My eyes flicked from the gleam of my grandmother’s scissors to my grandfather’s face. I braced for the pain that would twist his expression. Every cut, every whine of the scissors’ hinges, must have put a crack in his heart.

But wonder opened my grandfather’s eyes as wide as I’d ever seen them. No pain. Only awe, like he’d just fallen deeper in love with my grandmother.

At the sound of the blond man shifting his weight, I ran back upstairs, dodging the creaky places in the wood.

I breathed hard in the dark, and I waited.

After the man was gone, after I heard the shuffling-around noises of my grandparents shutting off lights and going to bed, I snuck back down to the workroom.

I had spent whole afternoons in this room, watching my grandfather’s dark, weathered hands shape the heel of a shoe, or my father guide cloth through the sewing machine.
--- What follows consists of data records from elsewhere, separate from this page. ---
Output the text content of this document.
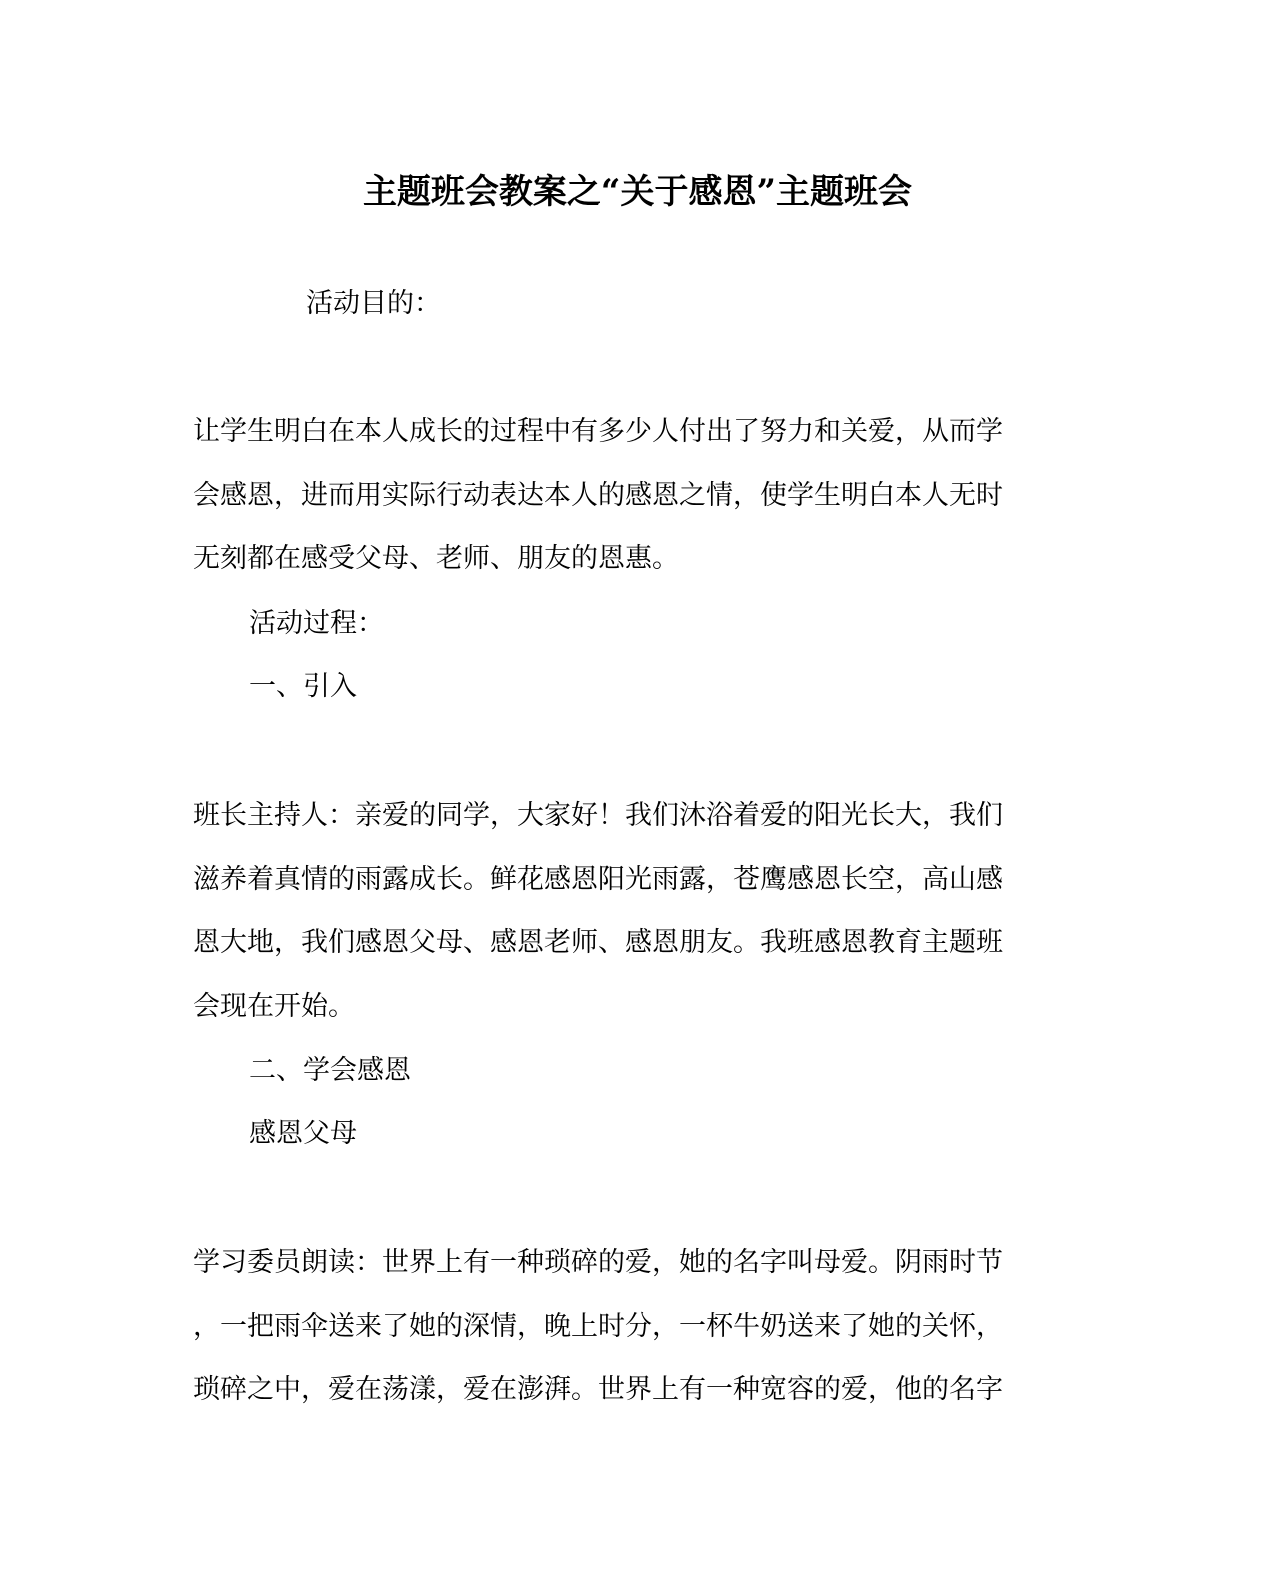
主题班会教案之“关于感恩”主题班会
活动目的：
让学生明白在本人成长的过程中有多少人付出了努力和关爱，从而学
会感恩，进而用实际行动表达本人的感恩之情，使学生明白本人无时
无刻都在感受父母、老师、朋友的恩惠。
活动过程：
一、引入
班长主持人：亲爱的同学，大家好！我们沐浴着爱的阳光长大，我们
滋养着真情的雨露成长。鲜花感恩阳光雨露，苍鹰感恩长空，高山感
恩大地，我们感恩父母、感恩老师、感恩朋友。我班感恩教育主题班
会现在开始。
二、学会感恩
感恩父母
学习委员朗读：世界上有一种琐碎的爱，她的名字叫母爱。阴雨时节
，一把雨伞送来了她的深情，晚上时分，一杯牛奶送来了她的关怀，
琐碎之中，爱在荡漾，爱在澎湃。世界上有一种宽容的爱，他的名字
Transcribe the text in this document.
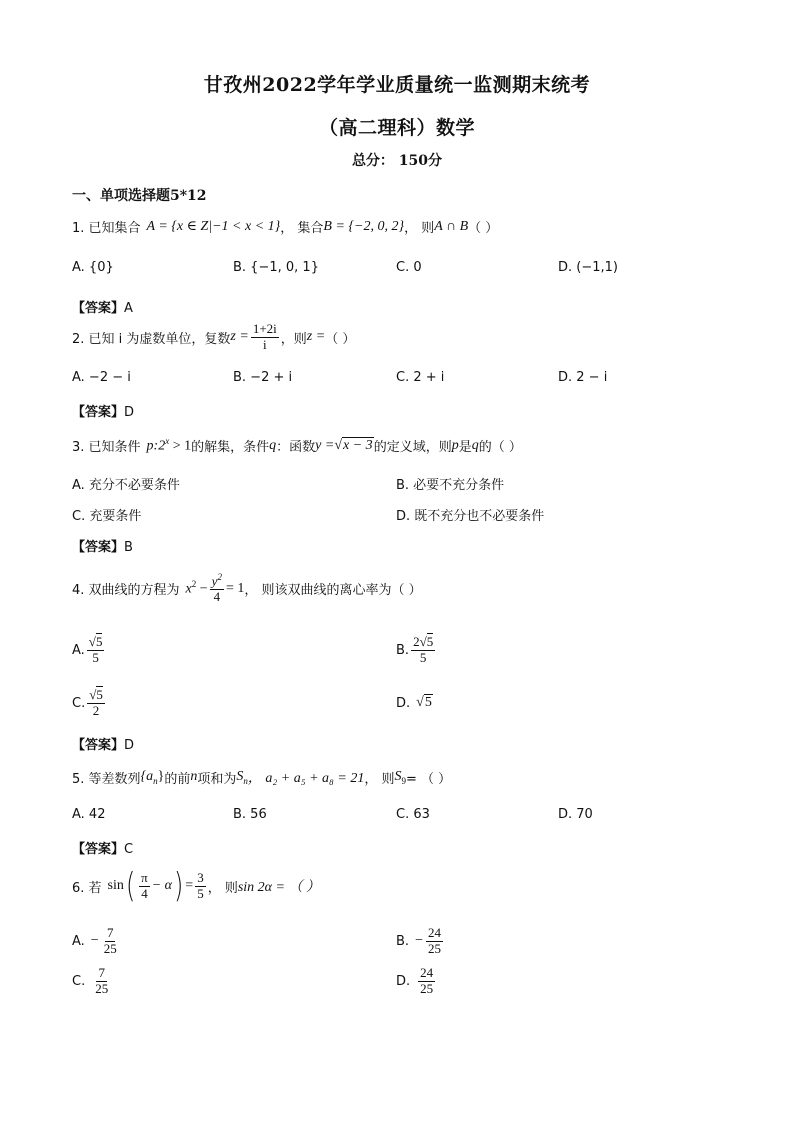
甘孜州2022学年学业质量统一监测期末统考
（高二理科）数学
总分： 150分
一、单项选择题5*12
1. 已知集合 A = {x ∈ Z|−1 < x < 1} ， 集合 B = {−2, 0, 2} ， 则 A ∩ B （ ）
A. {0}	B. {−1, 0, 1}	C. 0	D. (−1,1)
【答案】A
2. 已知 i 为虚数单位，复数 $z = \frac{1+2i}{i}$ ，则 z = （ ）
A. −2 − i	B. −2 + i	C. 2 + i	D. 2 − i
【答案】D
3. 已知条件 $p:2^x > 1$ 的解集，条件 q ：函数 y = √x − 3 的定义域，则 p 是 q 的（ ）
A. 充分不必要条件	B. 必要不充分条件
C. 充要条件	D. 既不充分也不必要条件
【答案】B
4. 双曲线的方程为 $x^2 - \frac{y^2}{4} = 1$ ， 则该双曲线的离心率为（ ）
A. $\frac{√5}{5}$	B. $\frac{2√5}{5}$
C. $\frac{√5}{2}$	D. √5
【答案】D
5. 等差数列 $\{a_n\}$ 的前 n 项和为 $S_n$ ， a₂ + a₅ + a₈ = 21 ， 则 $S_9$ = （ ）
A. 42	B. 56	C. 63	D. 70
【答案】C
6. 若 sin ( $\frac{\pi}{4} - \alpha$ ) = $\frac{3}{5}$ ， 则 sin 2α = （ ）
A. − $\frac{7}{25}$	B. − $\frac{24}{25}$
C. $\frac{7}{25}$	D. $\frac{24}{25}$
I studied my mother’s calloused fingers stitching patterns and constellations, and my grandmother hunching over her desk, making careful accounts in heavy books that seemed a hundred years old.

I had wanted to be part of my family’s craft since I first filled my palms with glass beads and felt like I was holding the stars. My parents could keep me busy with hours of threading needles and sewing tiny stitches, the things my father said were the first skills he learned.

Even without turning on a light, the workroom seemed stuffed with magic. Dyed satin and velvet spilled from the shelves. Tiny buttons sparkled in their glass jars. The length of beads my mother left on stretches of silver cord glittered like salt crystals. Every-color thread confettied the surfaces. When my mother asked me to help clean up, I pretended I was a bird, gathering up scraps to build a bright nest.